Her writing career started out as simply an aside.
She says, “I’m sure in the back of my mind I thought that [taking this writing class] was a way to meet some new friends. But if you start taking a writing class, you have to bring in homework assignments. So I just started writing about things that had happened to me in my career or growing up that I thought might be funny or interesting to other people.
“I swear, it never crossed my mind that anybody taught writing, unless they were in a school situation, and they were teaching grammar and sentence structure. I didn’t think you could learn to write. I figured you were either born Stephen King or you’re not.”
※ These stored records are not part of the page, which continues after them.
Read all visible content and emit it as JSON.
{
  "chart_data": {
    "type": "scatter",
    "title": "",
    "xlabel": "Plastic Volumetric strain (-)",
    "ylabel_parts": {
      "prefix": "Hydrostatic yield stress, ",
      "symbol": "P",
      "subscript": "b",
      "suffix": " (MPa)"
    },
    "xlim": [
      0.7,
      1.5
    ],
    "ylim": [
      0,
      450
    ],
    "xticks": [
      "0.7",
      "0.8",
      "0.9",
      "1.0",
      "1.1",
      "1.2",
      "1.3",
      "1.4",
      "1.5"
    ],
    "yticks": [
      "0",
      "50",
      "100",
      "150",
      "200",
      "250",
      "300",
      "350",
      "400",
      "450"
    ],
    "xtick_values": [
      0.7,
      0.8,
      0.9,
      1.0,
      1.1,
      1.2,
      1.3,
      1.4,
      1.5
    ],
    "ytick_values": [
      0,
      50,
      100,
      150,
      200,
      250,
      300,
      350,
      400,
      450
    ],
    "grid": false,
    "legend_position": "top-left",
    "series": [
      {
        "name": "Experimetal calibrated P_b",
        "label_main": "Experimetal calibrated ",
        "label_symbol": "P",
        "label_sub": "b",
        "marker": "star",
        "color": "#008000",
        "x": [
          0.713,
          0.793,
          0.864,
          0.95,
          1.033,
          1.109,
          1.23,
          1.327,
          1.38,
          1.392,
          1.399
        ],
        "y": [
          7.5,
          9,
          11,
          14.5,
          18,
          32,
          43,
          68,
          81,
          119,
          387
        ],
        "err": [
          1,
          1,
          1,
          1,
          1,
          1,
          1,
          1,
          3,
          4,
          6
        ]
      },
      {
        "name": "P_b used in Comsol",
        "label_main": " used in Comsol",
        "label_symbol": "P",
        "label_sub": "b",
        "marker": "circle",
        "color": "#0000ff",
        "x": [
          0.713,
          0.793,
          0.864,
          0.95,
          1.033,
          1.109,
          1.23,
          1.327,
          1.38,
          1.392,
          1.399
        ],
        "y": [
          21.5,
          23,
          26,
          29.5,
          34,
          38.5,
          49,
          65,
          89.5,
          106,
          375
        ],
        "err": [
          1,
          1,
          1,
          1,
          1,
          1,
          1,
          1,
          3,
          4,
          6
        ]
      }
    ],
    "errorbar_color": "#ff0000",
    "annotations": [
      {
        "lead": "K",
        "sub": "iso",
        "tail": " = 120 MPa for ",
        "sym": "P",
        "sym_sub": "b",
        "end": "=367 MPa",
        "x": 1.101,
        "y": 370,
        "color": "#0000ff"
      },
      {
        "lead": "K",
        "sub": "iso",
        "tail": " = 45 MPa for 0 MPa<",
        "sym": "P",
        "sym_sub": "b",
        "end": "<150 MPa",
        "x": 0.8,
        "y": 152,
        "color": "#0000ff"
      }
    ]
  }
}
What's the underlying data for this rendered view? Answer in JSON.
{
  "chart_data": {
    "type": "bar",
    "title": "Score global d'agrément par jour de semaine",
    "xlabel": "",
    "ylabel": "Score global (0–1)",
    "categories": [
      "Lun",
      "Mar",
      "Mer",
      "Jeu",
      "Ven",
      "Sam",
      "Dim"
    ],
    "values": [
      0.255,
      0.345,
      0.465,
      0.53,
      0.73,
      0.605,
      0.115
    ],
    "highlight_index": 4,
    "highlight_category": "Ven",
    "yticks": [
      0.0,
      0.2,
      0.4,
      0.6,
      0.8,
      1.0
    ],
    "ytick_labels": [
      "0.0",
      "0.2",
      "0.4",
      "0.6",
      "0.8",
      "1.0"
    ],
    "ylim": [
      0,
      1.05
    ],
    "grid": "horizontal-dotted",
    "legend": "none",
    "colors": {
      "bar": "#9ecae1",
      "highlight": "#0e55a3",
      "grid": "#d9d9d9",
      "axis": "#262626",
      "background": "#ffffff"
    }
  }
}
She wasn’t born Stephen King, but she’s working toward an approximate reincarnation. After the success of her memoir, she turned to horror fiction. Her first novel, Vampyres of Hollywood [St. Martin’s Press], co-written with horror author Michael Scott, also became a bestseller. Again, she paid attention to the writer rule of thumb: write what you know.
“[The main character] happened to be a writer,” she notes, “and a star of seventeen horror films, including a couple that just went straight to DVD. She also happened to be a 450-year-old vampire who was the head of a clan of very famous and well-recognized Hollywood actors, all of whom were vampires. And that [novel] was Vampyres of Hollywood.”
Her latest novel, Love Bites, is a continuation of the first, and this time as a fiction writer, she is flying solo.
“It was like having an enormous masters’ thesis that was due at the end of the semester,” she says. “I just felt like I had this homework assignment over my head all the time. It was new to me and I didn’t know my capabilities. I just wrote non-stop, whenever I wasn’t acting, whenever I wasn’t auditioning, whenever I wasn’t driving the kids back and forth, I was writing.